# AOKP 36 - P7500 - cam still not working



## brainydead (May 22, 2012)

Hello all,

I'm a noob and I tryed to find someone with the same problem than mine before but I ad no result.
I'm french spoker so maybe my english will be not correct, please forgive me for that too 

So I installed the new AOKP ROM 36 right now. I was waiting for the camera cuz I use my tab essentially to make video conferences with family in other countries.

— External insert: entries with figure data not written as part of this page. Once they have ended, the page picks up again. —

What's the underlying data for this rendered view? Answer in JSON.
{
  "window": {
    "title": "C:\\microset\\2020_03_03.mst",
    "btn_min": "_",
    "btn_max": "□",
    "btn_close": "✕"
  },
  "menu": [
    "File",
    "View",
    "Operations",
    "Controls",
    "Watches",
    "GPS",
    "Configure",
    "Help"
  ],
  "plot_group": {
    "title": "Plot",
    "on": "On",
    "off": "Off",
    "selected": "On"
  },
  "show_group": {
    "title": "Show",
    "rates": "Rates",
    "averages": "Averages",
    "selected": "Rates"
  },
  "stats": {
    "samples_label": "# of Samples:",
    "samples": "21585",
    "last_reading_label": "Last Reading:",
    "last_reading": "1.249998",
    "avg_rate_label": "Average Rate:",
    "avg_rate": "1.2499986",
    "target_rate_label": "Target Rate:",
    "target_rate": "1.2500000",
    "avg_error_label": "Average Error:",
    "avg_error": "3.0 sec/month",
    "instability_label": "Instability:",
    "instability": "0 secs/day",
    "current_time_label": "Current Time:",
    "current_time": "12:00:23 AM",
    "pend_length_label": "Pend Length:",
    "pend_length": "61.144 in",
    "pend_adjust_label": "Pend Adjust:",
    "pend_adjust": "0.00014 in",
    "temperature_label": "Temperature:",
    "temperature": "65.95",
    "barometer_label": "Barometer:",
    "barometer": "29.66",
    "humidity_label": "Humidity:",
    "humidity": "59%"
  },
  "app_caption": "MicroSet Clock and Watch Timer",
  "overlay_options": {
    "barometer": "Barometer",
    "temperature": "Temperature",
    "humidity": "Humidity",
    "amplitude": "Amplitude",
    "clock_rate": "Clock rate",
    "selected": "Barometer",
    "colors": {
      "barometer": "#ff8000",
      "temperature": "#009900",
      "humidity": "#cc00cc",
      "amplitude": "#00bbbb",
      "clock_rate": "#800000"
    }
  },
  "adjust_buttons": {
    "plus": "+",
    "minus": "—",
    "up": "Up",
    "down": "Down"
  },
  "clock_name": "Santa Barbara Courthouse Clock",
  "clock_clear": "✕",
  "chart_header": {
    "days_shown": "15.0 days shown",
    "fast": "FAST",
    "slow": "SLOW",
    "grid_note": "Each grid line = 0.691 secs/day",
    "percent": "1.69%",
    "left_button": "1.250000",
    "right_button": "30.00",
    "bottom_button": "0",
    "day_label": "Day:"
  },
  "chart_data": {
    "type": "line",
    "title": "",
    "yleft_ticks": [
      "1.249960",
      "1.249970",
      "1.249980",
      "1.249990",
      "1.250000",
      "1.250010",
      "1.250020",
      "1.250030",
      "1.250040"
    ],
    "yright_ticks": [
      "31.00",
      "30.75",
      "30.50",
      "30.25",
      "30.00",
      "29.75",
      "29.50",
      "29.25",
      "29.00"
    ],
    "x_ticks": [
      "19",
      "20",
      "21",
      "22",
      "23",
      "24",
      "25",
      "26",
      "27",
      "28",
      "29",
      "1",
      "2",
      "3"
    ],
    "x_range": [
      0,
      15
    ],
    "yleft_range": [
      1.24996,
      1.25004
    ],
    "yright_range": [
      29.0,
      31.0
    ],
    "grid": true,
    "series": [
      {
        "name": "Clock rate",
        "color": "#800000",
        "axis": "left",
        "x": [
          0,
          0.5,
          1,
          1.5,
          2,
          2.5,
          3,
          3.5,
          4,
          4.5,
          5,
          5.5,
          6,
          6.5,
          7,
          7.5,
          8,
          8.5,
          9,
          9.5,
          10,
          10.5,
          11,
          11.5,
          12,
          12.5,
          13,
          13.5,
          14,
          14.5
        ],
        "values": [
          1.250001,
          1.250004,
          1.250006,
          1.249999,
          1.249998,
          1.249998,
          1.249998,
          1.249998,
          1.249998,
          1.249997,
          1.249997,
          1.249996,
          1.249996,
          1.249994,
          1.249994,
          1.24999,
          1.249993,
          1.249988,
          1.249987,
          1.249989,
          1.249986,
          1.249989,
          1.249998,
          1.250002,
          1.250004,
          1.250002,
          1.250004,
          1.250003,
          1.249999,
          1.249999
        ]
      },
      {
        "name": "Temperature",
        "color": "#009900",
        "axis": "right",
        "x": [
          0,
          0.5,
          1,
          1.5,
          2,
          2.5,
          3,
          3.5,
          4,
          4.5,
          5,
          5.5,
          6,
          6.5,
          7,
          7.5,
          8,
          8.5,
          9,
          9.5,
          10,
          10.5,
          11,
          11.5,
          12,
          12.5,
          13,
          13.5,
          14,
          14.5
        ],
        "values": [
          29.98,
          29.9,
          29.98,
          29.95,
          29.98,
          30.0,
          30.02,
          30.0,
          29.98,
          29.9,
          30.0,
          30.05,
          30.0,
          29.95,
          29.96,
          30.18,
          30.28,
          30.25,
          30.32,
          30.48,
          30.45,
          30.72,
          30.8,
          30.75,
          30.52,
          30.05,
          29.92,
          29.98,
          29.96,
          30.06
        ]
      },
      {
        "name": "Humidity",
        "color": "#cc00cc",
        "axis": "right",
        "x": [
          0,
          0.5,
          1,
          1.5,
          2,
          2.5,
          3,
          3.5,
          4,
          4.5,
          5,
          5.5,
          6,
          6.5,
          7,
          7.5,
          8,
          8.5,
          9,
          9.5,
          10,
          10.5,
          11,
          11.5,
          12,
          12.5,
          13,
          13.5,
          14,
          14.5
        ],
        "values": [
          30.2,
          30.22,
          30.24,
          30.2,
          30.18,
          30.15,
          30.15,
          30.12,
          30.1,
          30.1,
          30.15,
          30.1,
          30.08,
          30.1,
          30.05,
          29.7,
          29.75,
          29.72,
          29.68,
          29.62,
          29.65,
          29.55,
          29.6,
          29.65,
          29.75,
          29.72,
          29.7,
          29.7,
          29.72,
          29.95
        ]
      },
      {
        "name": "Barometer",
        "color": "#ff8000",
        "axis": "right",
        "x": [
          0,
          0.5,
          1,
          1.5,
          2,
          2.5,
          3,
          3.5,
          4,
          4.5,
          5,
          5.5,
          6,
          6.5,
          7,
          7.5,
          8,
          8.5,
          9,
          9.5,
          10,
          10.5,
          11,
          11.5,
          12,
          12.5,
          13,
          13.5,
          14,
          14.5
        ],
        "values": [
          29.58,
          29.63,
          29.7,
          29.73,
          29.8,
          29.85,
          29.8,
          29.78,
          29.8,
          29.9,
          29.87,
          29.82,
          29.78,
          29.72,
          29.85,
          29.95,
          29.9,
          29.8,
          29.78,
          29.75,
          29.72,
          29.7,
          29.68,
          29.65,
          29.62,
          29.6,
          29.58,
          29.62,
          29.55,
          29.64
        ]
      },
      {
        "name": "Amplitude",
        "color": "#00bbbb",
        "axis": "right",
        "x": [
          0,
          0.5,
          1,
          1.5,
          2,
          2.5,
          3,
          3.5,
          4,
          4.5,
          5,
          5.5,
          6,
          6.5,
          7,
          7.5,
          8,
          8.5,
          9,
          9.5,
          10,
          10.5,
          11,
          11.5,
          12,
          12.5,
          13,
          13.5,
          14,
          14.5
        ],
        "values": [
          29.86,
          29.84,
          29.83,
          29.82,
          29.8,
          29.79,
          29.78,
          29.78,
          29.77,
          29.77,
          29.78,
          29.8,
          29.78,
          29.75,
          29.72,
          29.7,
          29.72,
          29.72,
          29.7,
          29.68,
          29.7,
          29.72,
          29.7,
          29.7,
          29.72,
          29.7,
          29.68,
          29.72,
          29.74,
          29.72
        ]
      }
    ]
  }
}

I followed the instruction :

Make sure you're on the latest CWM -> OK
MAKE A NANDROID -> OK
wipe data/factory reset in recovery -> OK _(I made a format on all option in CWM too)_
flash ROM -> OK
flash Gapps -> OK
reboot -> OK

In GTALK I have no option to make video call, and when I made an audio call GTALK crashe
In skype I have no option to make a video call neither, and when I made an audio call it's working fine.
I did not find any app to try camera independently, so I downloaded FxCamera. when I tryed to take a shot, I only have a black screen.

Model Number* GT-P7500*
Android Version* 4.0.4*
BaseBand version *P7500XWKG*
Kernel Version* 2.6.36.4-cyanogenmod+ [email protected] #1 SMP PREEMPT wed May 9 21:45:22 EDT 2012*
Build number* IMM76l*
Mod version *aokp_p4_build-36*

Anyone can hook me up ?

Thank you


----------



## brainydead (May 22, 2012)

I linked my question to an another aokp question, we can close this double post.


----------



## jej2727 (Jan 17, 2012)

There is no ics custom rom thar has camera working, as of yet.

Sent from my GT-P7510 using Tapatalk 2


----------



## brainydead (May 22, 2012)

Hello,

thanks for the answer, even if it's not what I wated to read :
I did a successfull rollback on Overcome.

have a nice day.


----------